Andres Calcabrini wins "Best Student Award" in biggest PV conference in the world
Smart solar modules for urban environment
PhD-student Andres Calcabrini from Delft University of Technology (TU Delft) received the Best Student Award at the 36th European Photovoltaic Solar Energy Conference and Exhibition (EUPVSEC). The conference was organized in September 9-13, 2019 in Marseille, France. Andres Calcabrini was awarded for his work on reconfigurable photovoltaic modules which can significantly increase the electrical yield of partially shaded photovoltaic systems in urban environments. The research work is carried out at the Photovoltaic Materials and Devices Group (PVMD) together with Raoul Weegink under the supervision of dr. Olindo Isabella and prof. Miro Zeman.

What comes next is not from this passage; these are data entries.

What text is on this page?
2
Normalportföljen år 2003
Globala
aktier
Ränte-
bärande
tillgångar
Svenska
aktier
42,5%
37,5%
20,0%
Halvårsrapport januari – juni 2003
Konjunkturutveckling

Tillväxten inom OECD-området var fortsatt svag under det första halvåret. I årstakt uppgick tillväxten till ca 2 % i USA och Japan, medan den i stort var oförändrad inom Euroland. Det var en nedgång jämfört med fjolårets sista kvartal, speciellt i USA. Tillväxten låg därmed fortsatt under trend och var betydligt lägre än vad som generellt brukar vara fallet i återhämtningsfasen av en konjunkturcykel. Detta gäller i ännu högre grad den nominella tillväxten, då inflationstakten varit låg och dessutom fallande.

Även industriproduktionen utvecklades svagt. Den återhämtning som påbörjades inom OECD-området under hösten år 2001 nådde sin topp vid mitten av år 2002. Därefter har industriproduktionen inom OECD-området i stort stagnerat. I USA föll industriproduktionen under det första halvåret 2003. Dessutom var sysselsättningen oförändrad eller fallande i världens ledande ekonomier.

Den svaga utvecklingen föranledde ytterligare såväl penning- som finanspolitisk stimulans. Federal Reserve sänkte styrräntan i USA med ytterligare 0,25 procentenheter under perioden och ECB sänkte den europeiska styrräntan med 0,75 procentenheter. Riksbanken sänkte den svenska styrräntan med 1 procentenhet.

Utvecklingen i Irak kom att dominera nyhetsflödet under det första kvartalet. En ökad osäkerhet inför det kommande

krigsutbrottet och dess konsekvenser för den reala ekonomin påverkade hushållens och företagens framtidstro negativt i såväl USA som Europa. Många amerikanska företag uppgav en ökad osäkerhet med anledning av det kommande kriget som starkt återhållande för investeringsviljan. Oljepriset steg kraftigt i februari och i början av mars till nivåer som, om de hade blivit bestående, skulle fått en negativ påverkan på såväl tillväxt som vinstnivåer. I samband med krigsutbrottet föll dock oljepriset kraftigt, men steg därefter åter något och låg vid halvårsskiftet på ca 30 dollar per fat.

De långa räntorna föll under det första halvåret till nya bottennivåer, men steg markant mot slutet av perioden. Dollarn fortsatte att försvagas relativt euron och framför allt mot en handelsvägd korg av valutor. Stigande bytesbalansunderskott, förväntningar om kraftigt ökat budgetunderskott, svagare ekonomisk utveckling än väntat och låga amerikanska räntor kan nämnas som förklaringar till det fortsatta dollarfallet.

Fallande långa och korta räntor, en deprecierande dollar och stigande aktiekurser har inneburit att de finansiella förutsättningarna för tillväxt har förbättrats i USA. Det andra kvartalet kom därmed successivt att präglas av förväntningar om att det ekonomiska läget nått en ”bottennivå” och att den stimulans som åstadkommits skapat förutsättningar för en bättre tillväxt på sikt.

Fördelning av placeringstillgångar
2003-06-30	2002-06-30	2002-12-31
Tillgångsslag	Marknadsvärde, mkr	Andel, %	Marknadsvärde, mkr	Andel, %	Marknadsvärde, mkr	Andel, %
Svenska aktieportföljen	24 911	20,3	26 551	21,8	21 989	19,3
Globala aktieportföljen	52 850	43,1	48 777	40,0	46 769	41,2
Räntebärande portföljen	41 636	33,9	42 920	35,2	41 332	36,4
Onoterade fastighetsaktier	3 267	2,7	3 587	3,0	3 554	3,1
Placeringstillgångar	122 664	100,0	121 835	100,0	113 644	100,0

Urban photovoltaic (PV) systems
Photovoltaics is crucial electricity-generation technology that will facilitate the energy transition towards a sustainable energy in the urban environments. Since a significant part of useful energy is consumed in cities, the integration of PV in the urban environment has started to play an increasingly important role. The urban areas have a large potential for utilizing solar energy, not only on rooftops but also on facades and infrastructure. However, the electrical yield of most urban PV systems is affected by shading caused by surrounding objects like trees, chimneys and other buildings.
Reconfigurable modules
The work presented at the EUPVSEC conference in Marseille, demonstrated that a shade tolerant system, with commercially available half-cell PV modules and solar micro-inverters, can annually deliver 30% more electricity in a standard urban environment than a conventional PV system. Conventional PV modules and systems are designed for applications where minimal shading is expected such as large power plants in deserts. For these application, solar cells and modules are connected in series to minimize the current and in this way minimize the resistive losses in the system. Shade tolerance of modules can be improved by increasing the number of parallel connections between solar cells, however this approach is at the expense of higher losses. Reconfigurable modules combine both approaches by dynamically changing the interconnections between solar cells according to the illumination profile on the surface of PV modules. The results of the simulations show that the electrical yield in urban environments can be 20% higher when reconfigurable modules are used in dynamically shaded PV systems in comparison to the most shade tolerant PV system available on the market today.
Experiments beyond theory
Motivated by promising theoretical results, Andres and Raoul have manufactured a reconfigurable solar module. The module experimentally demonstrates the concept and follows the theoretical predictions of an improved energy yield. Next step is to implement a smart junction box to the module that dynamically arranges the circuital topology of solar cells in the module due to partial shading in order to yield the best performance in terms of shading resilience and electricity production.